- Spiess in 1977

= Mary Lou Spiess =

American fashion designer, polio survivor and disability advocate

Mary Lou Spiess (c. 1931 – June 18, 1992) was an American disability advocate, teacher, and designer of disabled fashion.

==Biography==
Mary Lou Spiess was born Mary Lou Crump, around 1931. After graduating from Analy High School in 1947, she attended the College of the Pacific, and graduated in 1950.

She married Harold Spiess in 1951. They had a son, and lived in Sebastopol, California when she contracted polio in 1955 at the age of 24. This left Spiess, in her own words, a quadriplegic.
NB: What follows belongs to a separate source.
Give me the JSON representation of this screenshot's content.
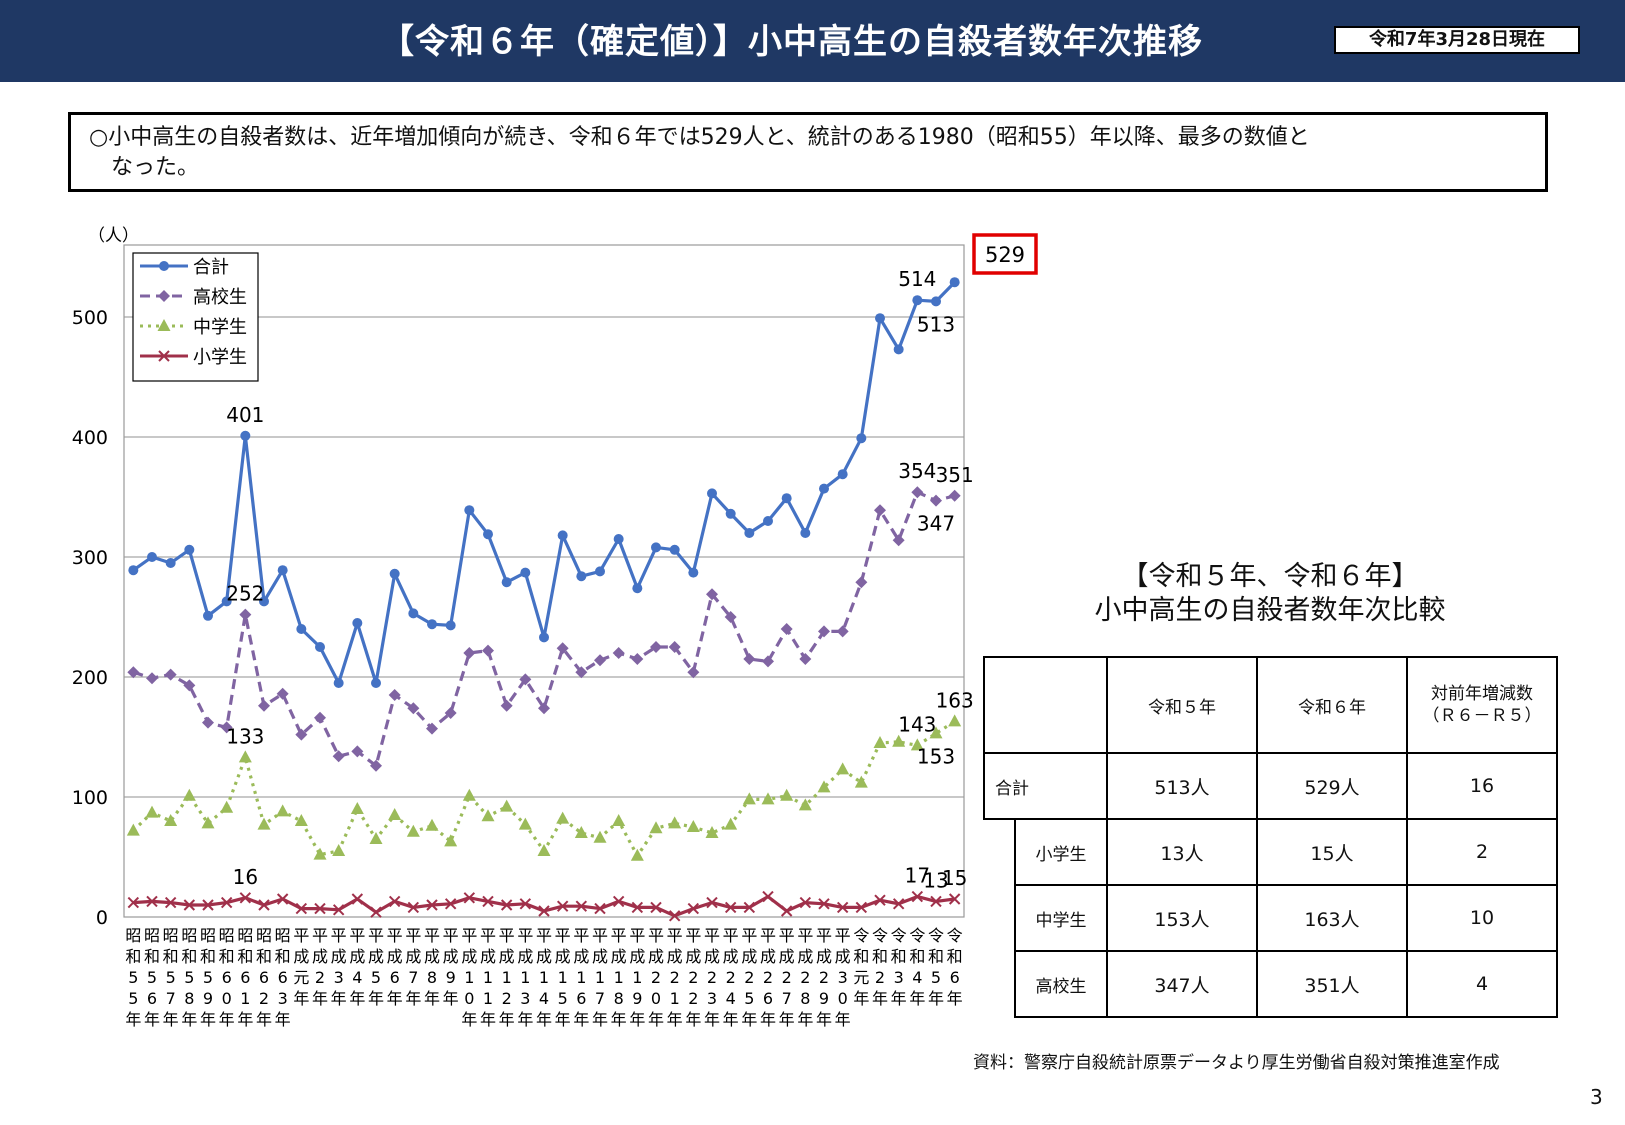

Before her sickness, Spiess was an elementary school teacher, and by 1960 she was able to successfully work from home as an elementary and secondary school level tutor for remedial reading, algebra and languages. This was despite having to sleep in an iron lung and being reliant upon daily use of a pneumobelt.

In 1985, Spiess (now living in Stockton, California since 1966, and using a motorised wheelchair to get about) spoke to the Lawrence Journal-World who described her as pioneering, and being "the grandmother" of disabled fashion. Spiess explained how as a disabled person, she noticed that clothing no longer fitted her properly, making it "impossible to look nice", but she was able to think about solutions and operate a sewing machine using her toes. In 1977, she contributed towards Le Chic, a book about clothing and fashion for disabled people authored by disabled people, and edited by Melodie Sells. After Spiess published her thoughts on how to dress smartly as a disabled person, others started consulting her and writing in to ask her advice. Practical issues addressed by Spiess included how to avoid skirts getting caught in wheelchair wheels, and the necessity of robust waistbands that would stay put when the wearer needed to be helped up in her chair. Spiess emphasized in 1985 that it was important for disabled people to access nice clothing for their self-esteem and to present a positive image to other disabled people.

In 1985, she was given a Distinguished Alumni Award from the University of the Pacific.

Spiess died June 18, 1992, at her home in Stockton, aged 63.